You need to look at the plan and see how it counts service. It can be years, months, days, etc. My experience with elapsed time plans is that it usually accrues over days. In other words, if they are employed on the 2nd day of the year, they have earned 2/365 of an accrual. If they are employed on the 60th day, they have 60/365. You need to be careful with elapsed time because it ignore periods of no service. In other words, if you work the first and last day of a year, you probably earned the entire year.

Not every plan is the same, but I'm pretty sure you can't require anyone to work all 365 days to get any accrual.
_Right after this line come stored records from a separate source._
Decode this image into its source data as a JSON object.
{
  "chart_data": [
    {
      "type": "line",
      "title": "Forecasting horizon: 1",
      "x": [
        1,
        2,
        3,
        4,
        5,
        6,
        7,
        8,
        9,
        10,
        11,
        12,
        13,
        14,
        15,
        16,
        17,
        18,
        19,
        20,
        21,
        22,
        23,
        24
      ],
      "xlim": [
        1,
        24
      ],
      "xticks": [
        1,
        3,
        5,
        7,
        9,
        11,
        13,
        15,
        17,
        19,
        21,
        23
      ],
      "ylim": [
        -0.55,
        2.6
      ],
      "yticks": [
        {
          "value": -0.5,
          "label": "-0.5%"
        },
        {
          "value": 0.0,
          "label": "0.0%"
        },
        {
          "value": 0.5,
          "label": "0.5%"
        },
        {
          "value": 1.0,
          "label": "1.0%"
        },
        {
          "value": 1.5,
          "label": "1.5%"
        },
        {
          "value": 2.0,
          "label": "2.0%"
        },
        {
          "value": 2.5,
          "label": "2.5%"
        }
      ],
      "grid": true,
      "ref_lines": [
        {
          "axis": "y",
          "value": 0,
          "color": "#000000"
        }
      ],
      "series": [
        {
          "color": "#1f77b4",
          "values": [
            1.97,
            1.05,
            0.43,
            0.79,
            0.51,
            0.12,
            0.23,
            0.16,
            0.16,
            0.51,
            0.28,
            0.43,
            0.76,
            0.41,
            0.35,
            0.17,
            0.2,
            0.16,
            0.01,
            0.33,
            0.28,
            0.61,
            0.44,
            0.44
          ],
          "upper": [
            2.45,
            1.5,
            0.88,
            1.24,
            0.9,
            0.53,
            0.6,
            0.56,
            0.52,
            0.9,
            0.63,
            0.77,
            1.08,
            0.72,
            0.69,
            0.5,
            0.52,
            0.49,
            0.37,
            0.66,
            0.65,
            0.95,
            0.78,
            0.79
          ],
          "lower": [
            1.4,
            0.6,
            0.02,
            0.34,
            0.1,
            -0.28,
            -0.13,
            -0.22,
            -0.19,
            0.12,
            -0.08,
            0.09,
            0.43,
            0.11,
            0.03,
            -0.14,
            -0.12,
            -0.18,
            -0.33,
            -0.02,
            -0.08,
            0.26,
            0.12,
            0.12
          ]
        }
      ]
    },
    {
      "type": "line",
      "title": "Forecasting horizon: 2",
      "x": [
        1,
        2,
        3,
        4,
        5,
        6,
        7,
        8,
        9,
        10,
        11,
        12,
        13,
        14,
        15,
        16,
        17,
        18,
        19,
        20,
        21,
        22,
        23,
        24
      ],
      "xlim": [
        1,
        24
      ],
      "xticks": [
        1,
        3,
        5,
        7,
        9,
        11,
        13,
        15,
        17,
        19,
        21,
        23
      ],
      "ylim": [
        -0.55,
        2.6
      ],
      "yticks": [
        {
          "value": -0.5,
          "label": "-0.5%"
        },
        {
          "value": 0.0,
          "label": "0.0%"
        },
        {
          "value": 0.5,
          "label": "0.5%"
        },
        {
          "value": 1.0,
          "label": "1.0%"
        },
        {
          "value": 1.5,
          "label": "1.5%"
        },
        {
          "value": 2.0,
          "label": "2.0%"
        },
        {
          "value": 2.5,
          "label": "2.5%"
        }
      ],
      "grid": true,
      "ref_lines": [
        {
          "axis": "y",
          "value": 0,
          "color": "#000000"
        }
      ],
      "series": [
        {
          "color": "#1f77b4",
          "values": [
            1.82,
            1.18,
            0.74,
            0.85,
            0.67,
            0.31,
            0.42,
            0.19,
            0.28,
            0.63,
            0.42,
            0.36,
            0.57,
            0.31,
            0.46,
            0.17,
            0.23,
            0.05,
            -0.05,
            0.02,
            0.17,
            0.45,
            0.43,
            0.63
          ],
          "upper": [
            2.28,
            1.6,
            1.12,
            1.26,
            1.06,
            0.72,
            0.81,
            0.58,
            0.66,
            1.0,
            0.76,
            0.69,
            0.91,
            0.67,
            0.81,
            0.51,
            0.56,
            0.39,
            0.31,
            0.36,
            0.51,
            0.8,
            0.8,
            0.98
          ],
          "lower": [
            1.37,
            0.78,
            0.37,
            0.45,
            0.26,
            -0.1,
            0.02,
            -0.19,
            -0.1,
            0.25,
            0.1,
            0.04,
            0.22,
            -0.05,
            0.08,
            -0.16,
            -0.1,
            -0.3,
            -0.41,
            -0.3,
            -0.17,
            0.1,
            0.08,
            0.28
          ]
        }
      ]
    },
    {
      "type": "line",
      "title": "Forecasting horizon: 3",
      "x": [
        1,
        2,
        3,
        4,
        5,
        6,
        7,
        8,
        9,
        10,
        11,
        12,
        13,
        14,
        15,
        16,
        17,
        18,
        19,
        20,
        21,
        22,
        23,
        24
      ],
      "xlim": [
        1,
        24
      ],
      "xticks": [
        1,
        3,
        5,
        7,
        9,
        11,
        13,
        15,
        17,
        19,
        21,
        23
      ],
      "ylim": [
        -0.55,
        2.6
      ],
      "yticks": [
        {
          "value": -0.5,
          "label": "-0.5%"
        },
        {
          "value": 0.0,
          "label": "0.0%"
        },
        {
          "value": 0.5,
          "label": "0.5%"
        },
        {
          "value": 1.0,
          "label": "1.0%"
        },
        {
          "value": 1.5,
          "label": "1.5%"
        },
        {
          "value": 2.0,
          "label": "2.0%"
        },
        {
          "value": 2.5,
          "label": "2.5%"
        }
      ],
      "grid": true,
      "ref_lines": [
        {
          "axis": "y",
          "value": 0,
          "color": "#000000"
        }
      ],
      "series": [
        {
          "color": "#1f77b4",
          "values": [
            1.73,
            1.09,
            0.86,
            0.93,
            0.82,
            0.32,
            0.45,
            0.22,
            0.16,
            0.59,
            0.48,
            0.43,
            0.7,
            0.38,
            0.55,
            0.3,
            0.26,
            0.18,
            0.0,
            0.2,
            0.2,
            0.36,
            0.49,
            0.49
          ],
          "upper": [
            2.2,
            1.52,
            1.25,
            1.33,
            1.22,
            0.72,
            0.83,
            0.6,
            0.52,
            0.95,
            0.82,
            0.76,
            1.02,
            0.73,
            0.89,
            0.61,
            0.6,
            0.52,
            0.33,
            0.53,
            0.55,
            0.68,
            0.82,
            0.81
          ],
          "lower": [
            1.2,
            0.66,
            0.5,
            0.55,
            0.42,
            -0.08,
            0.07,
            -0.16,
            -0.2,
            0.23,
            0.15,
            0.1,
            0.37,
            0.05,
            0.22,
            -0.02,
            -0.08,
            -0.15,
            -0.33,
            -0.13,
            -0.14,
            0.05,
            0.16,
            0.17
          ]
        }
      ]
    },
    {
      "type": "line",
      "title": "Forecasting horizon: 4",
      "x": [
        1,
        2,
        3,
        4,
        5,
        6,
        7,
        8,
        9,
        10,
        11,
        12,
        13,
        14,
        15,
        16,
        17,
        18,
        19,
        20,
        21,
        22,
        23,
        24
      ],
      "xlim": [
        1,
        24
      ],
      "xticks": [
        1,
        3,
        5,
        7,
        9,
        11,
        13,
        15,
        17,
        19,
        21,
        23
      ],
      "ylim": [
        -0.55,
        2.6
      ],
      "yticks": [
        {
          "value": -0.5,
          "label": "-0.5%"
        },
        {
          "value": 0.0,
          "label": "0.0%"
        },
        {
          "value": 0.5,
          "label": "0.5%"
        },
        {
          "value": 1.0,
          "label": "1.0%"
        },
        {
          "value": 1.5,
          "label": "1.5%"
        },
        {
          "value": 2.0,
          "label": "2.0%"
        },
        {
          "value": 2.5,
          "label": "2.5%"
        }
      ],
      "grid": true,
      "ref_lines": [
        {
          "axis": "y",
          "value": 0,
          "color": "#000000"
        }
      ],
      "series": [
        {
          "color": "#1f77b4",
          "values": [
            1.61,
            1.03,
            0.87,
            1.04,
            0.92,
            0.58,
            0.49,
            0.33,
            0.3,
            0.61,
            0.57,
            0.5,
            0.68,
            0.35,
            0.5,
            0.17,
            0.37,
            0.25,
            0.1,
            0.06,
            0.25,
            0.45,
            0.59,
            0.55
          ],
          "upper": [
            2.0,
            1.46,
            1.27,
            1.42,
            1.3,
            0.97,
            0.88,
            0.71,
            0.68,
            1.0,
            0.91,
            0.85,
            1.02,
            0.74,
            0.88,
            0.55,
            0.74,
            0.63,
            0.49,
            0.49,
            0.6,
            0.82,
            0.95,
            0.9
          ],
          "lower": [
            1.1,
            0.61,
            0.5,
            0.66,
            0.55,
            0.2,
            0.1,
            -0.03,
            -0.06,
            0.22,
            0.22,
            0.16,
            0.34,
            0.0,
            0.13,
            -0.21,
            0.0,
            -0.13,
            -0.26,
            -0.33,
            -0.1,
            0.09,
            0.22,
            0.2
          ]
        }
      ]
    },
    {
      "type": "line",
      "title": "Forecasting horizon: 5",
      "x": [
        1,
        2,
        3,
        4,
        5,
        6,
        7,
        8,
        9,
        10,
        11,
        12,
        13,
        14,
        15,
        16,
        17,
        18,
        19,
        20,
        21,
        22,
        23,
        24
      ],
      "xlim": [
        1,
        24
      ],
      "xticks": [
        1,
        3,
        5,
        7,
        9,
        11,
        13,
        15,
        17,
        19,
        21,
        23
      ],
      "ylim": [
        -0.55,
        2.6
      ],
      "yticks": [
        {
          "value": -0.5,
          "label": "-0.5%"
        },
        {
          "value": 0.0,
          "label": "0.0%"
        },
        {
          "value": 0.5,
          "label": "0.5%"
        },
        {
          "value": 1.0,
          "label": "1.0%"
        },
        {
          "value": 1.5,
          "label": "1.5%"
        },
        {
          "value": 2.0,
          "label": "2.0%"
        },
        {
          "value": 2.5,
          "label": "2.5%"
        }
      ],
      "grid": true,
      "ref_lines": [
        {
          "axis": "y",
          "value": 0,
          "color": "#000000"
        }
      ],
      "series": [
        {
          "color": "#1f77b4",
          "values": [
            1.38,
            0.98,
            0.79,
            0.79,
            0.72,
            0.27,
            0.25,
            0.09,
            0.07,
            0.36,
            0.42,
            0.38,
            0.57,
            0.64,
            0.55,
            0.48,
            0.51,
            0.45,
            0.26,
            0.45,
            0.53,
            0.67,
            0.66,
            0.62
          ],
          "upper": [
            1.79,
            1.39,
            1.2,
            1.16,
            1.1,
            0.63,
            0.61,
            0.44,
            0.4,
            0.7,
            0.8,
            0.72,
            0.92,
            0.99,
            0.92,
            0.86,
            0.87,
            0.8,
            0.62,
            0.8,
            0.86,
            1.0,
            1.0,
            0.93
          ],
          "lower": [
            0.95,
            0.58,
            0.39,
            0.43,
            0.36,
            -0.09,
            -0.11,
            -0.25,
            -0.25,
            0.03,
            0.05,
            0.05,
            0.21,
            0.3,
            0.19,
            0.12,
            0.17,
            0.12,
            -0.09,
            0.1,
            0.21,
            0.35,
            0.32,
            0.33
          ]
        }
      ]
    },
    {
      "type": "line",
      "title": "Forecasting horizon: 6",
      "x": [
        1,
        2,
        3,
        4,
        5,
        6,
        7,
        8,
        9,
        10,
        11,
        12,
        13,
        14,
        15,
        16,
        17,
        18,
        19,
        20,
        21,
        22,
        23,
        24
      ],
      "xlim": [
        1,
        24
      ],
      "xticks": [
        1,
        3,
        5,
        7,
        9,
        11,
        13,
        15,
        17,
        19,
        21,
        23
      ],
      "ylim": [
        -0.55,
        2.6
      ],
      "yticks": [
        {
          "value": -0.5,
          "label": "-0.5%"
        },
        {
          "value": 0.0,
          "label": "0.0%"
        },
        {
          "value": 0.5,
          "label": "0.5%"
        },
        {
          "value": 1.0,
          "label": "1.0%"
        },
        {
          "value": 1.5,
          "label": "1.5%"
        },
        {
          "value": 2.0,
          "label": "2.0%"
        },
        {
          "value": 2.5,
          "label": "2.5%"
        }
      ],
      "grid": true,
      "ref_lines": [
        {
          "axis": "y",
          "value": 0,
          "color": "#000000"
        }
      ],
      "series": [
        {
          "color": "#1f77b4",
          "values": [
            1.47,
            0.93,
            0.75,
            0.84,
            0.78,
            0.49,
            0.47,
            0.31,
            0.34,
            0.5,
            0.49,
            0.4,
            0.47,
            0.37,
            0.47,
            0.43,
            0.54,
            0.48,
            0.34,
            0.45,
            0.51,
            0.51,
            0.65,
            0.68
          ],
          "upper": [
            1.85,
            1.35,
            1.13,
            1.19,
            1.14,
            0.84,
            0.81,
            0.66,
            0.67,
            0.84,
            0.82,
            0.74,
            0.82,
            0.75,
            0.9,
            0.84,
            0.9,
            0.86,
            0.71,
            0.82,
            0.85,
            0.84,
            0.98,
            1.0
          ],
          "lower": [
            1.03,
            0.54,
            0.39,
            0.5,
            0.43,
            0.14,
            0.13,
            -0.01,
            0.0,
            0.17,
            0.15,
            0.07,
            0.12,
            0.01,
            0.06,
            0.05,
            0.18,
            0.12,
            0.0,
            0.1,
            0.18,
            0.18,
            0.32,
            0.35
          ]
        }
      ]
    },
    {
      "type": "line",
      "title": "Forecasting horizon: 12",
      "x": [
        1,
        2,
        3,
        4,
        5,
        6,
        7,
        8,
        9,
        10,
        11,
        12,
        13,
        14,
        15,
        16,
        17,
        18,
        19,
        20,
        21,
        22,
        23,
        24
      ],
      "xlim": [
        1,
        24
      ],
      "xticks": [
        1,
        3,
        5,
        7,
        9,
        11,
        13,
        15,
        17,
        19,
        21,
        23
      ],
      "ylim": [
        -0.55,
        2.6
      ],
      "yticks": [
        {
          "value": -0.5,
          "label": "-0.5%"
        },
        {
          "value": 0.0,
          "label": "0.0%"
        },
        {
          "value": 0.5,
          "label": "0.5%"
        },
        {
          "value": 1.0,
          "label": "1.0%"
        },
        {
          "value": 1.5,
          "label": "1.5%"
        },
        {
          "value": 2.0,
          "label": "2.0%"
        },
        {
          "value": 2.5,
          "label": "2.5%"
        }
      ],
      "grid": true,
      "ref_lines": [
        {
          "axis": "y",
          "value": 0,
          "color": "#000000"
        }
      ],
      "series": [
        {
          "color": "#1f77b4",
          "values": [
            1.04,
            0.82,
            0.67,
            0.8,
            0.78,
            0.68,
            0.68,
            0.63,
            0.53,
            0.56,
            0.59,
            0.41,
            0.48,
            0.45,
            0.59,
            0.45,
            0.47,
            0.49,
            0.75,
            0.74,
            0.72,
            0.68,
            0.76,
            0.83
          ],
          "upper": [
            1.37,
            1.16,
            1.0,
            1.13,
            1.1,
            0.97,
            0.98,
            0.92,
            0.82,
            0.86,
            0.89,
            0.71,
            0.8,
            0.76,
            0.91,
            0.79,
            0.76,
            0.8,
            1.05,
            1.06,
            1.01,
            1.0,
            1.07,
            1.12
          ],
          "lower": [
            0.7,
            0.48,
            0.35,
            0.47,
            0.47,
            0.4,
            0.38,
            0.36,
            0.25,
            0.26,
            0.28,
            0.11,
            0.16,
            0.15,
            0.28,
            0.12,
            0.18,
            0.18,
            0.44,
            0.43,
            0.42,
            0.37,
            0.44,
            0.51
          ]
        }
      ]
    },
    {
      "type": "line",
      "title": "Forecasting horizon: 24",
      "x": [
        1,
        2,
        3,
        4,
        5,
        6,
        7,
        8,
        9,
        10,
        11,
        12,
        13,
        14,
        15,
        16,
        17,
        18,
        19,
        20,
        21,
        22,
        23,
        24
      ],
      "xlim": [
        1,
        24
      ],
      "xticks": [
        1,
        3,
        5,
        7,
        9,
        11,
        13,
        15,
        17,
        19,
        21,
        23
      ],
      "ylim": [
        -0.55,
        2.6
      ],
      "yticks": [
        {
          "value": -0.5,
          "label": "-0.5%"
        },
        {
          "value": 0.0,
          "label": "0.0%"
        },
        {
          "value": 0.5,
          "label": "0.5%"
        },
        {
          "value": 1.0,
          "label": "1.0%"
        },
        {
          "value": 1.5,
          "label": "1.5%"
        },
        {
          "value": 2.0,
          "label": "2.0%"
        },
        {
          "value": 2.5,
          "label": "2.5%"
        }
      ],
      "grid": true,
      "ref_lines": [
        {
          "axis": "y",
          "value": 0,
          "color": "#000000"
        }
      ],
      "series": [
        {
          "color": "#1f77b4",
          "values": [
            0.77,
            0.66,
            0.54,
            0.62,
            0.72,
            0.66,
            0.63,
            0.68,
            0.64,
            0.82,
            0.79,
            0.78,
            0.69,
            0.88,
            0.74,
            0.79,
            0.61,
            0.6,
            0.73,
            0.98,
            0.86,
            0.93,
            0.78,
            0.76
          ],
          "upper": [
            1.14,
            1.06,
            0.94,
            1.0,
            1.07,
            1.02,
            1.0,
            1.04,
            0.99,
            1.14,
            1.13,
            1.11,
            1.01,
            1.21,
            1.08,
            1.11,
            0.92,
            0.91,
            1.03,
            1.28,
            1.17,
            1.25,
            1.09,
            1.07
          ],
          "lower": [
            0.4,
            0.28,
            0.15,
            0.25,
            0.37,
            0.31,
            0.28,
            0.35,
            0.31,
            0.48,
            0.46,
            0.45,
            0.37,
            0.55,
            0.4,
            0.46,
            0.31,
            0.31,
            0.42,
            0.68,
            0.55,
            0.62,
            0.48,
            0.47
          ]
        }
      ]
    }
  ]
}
I'm thinking you at least need to provide 50% accrual for 50% of the year, but I'm not positive.

The material provided and the opinions expressed in this post are for general informational purposes only and should not be used or relied upon as the basis for any action or inaction. You should obtain appropriate tax, legal, or other professional advice.

Guest PiggyBank
Posted

Thank you, Effen, but isn't there some regulatory or statutory authority with respect to this issue? A plan could theoretically provide for all sorts of different accrual rules, but they won't necessarily be valid unless they comply with the IRC and its regulations. Is there any citation to an existing authority on when a benefit accrues under elapsed time?

Posted

Yes, there are definitely rules for elapsed time. Keep in mind the base method for crediting service under the law is counting hours. Any other method (i.e. elapsed time) is just an approximation that can't produce an answer worse than counting hours. Therefore, even under elapsed time you still need to guarantee that someone who completes at least 1000 hours still must receive at least a 50% accrual.

From CCH Summary: Benefit accrual under the elapsed-time method

The elapsed-time method allows a plan to determine an employee's service for the purpose of benefit accrual on the basis of a participant's total period of service beginning on the date a participant first commences participation under the plan and ending on the severance from service date ( .87 ).

A plan which uses the elapsed time method for the purposes of benefit accrual must meet the requirements established for plans which determine an employee's service for the purpose of benefit accrual on a basis other than computation periods. Specifically, the plan's provisions must meet one of the benefit accrual rules established by ERISA under all circumstances --that is, the 133% rule; the 3% rule, or the fractional rule (see ¶2565). Also, such a plan may not disregard service performed by an employee during a computation period in which the employee is credited with less than 1000 hours.

There is a lot written about crediting service. Search what ever service you are using or check out 1.410(a)-7 for more details.

The material provided and the opinions expressed in this post are for general informational purposes only and should not be used or relied upon as the basis for any action or inaction. You should obtain appropriate tax, legal, or other professional advice.

Posted

It was always my understanding that if the plan used the elapsed time rules (full credit, based on days, from the day of employment and/or participation to the day of severance, including credit for leaves of absence under a full year etc.) then it was not necessary to also track hours. If the plan uses elapsed time rules, then, irrespective of hours worked, it takes a full five year period from date of hire to date of separation to become fully vested under the 5-year cliff vesting schedule. The plan could presumably use hours for vesting and elapsed time for benefit accruals, but I don't think I have ever heard that hours must be used for that purpose, even if following the 1,000 hour rule would have resulted in vesting more quickly. If that is not how the plan is set up, then it is not necessary to ensure that the results are not less favorable than if one were tracking hours and using hours for vesting. I believe that the IRS regulations under Section 410(a) are consistent with this.

Always check with your actuary first!